In this competing narrative, the US has been a relative outperformer in economic growth terms: first, it could enact fiscal stimulus relatively quickly and didn’t face the same institutional barriers to the enactment of such stimulus as the EU; second, it got its COVID vaccination program underway relatively quickly and the roll-out of the vaccine proceeded relatively smoothly unlike the missteps that have wracked the roll-out in the EU. 

However, that relative economic outperformance has had consequences that in time might weigh on the US dollar. It has placed the US economy squarely as the engine of global economic growth but the consequence has been a growing US trade deficit – which again the textbooks would say that, other things equal, should result in a depreciating exchange rate. Further, the EU after the early missteps appears to have got its COVID vaccination program in some form of order presaging better conditions for internally generated growth in the EU. Hence the tendency for a better performed euro through April.

Of course, in the real world, other things are rarely equal. What happens to the US dollar will reflect the interplay and relative influence of the allure of higher bond yields versus the consequence of a large and growing trade deficit.

My own view tends to favour the former narrative. I think US bond yields go higher from here – that the current pause in yields is just that: a pause – and second, the EU governance frameworks to me show a tendency to result in “the snatching of defeat from the jaws of victory”. I am thinking particularly here of the convoluted pathway to the enactment of any meaningful EU-wide fiscal stimulus. That pathway remains complicated at best.

What of the Australian dollar?

Here there are further complications. Australia has had a governance framework that has allowed relatively quick fiscal and monetary stimulus to be applied.

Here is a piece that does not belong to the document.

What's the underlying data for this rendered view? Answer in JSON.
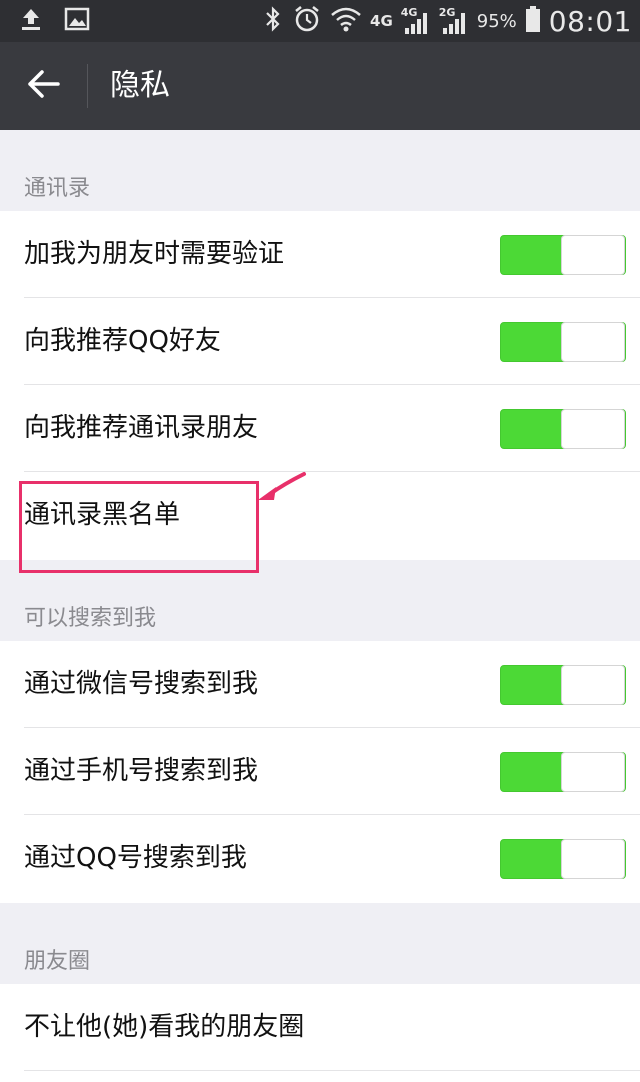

However, the fiscal stimulus is not of the same order of magnitude as applied in the US. Australia also looks to be contemplating budget repair at a much earlier stage than the US and the RBA has issued “guidance” that it does not expect to raise the policy rate until 2024. That may temper any tendency for the Australian dollar to rise. 

On the other hand, the unprecedented global monetary and fiscal measures applied in the wake of the pandemic has many in financial markets on alert for higher global inflation, including commodity inflation, which would enhance Australia’s already healthy trade position. That might prove a strong tailwind for further Australian dollar appreciation against both currencies regardless of the way in which the US dollar versus euro dynamic plays out. 

So, while currency forecasters do their best, in digesting their prognostications it pays to keep in mind that currency forecasting is among the most dismal elements of the “dismal science”.